O vestido, em organza, era muito rodado, com a saia armada, e ajustado na cintura por uma fita de seda azul que dava uma laçada. Tinha um ligeiro decote e não tinha mangas. Sobretudo isso: não tinha mangas. Entrei no átrio com a minha mãe, os meus irmãos pequenitos e duas amigas que iam assistir. O Mário Ivo estava lá, «…la voix d’un charme indicible / qui vient me parler doucement» exibia uma farda do exército e eu nunca o vira fardado, senão na fotografia que ele me tinha oferecido, na única vez em que conversáramos. (Uns meses antes, pelo Carnaval, dançámos e dançámos e dançámos numa festa, à tarde, em casa da Ilda. Depois, de tempos a tempos – já a fé dava indícios de começar a desaparecer-me – a Nossa Senhora ainda ouvia as minhas preces empenhadas, na Igreja S. João de Deus, e punha-mo no meu regresso a casa. A uns cem metros do liceu, que era a distância autorizada pela reitora para as esperas dos rapazes, ele atravessava a rua e vinha falar-me «L’écho de la voix amie / remplit à jamais mon coeur».)

Sentia-me bem naquele vestido: não tinha apenas dezasseis anos, estava mais mulher, mais bonita e moderna, como uma estrela de cinema.
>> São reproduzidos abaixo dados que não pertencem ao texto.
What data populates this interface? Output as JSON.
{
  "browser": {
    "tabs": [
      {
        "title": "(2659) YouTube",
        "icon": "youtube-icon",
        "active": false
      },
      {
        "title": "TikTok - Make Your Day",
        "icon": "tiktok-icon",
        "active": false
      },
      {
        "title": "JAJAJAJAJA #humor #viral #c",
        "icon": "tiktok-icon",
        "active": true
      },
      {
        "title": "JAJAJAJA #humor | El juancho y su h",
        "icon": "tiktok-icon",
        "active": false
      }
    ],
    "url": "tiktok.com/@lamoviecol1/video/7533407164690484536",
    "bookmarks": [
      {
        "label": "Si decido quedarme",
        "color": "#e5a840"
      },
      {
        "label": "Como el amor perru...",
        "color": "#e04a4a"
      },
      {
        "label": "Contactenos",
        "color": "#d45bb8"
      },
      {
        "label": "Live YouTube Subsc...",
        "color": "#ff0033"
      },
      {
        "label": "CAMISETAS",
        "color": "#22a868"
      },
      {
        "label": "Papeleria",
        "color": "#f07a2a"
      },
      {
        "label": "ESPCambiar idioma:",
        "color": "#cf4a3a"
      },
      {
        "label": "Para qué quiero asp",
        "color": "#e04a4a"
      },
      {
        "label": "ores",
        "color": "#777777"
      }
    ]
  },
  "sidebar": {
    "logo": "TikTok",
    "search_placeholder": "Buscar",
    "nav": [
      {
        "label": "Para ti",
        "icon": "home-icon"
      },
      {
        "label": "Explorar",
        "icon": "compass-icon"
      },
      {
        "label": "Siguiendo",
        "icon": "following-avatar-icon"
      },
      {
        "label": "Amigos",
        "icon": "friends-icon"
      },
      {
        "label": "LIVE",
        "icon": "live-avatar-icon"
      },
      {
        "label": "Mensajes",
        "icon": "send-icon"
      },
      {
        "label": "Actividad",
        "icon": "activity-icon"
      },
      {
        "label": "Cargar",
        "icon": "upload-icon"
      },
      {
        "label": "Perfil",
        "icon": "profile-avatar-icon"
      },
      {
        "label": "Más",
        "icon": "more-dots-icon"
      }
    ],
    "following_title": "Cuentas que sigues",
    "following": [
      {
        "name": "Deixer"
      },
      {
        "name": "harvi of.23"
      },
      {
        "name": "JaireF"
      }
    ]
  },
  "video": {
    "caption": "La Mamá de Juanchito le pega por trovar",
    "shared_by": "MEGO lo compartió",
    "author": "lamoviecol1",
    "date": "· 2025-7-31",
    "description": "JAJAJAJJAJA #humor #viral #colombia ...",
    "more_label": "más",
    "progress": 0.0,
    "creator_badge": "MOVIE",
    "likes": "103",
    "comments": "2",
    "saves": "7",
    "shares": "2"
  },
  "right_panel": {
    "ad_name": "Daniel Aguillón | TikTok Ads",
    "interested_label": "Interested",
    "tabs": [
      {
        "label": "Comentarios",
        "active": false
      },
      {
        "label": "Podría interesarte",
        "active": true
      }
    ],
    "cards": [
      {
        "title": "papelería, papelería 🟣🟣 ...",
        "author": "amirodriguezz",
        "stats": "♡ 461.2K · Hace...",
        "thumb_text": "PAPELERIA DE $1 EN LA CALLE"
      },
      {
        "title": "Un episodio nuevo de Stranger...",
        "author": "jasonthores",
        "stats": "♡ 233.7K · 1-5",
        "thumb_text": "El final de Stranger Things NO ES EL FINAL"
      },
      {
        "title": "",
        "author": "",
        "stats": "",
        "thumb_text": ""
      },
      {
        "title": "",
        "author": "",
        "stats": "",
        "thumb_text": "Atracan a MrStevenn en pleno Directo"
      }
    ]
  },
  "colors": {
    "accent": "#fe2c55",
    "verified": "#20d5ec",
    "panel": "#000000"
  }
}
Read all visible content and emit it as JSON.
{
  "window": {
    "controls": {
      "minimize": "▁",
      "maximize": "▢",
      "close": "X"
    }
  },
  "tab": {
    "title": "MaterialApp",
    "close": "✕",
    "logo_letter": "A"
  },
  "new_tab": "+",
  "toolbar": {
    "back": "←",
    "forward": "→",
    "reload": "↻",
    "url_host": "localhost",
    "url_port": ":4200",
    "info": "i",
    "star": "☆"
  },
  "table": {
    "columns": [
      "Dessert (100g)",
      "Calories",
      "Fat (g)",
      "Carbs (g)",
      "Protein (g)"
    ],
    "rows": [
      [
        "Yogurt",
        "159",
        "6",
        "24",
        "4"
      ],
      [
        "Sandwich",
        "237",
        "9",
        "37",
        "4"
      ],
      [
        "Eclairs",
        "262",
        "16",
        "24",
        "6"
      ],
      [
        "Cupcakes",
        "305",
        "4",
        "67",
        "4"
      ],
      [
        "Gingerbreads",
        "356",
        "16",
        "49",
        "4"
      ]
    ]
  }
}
Reparei que ele me sorriu quando passei pela coxia do salão de festas, em direcção ao palco – eu a fazer de conta que não o procurava com o olhar, já a tremer, preparando-me para cantar. Recordava as palavras, entoando para dentro a canção que a minha estrela guia do Canto Coral, a querida Dona Sara, me tinha escolhido:

Au bord du grand lac paisible.
Je viens entendre souvent,
la voix, d’un charme indicible

Qui vient me parler doucement.
L’écho de la voix amie
Remplit à jamais mon coeur.

Foi então que acabou tudo. O pensamento parou-me de repente. Nem subi os degraus que levavam aos bastidores. «Como? Pode lá ser! Não! Por amor de Deus, não!» – atrás de uma porta, comecei por engolir as lágrimas, muda.
– A menina Pato segue i-me-di-a-ta-men-te para os balneários! Não canta! Não quero ouvir-lhe nem uma palavra! Para si, a festa acabou!
– O que é que eu fiz, senhora Dona Virgínia?
– Ainda se atreve a perguntar? Um vestido indecoroso, menina Pato! Decotado e sem mangas…Como foi capaz?
– Vou num instantinho a casa mudar…Queria tanto cantar!
– Rapidamente para os balneários, se não quer ser suspensa! Foi a segunda que fez, neste período, menina Pato! Lembra-se do que eu lhe disse quando a apanhei, no pátio, a correr mesmo em frente à imagem de Nossa Senhora? Avisei-a que da próxima seria suspensa! Duas graves faltas de respeito à Virgem Maria…
– Mas hoje não, por amor de Deus, senhora dona Virgínia!
– Não há mas, nem meio mas!
«Não posso acreditar que não canto! Eu matava esta mulher!» – dizia para mim própria, em soluços – agora em estado de raiva – a caminho do castigo.

Au bord du grand lac paisible.
Je viens entendre souvent…

A primeira vez que cantei o Le Bonheur em público acabou por ser na Associação de Estudantes da Faculdade de Ciências, num «convívio», uns meses depois. Estava feliz: tinha acabado de entrar para o MUD Juvenil.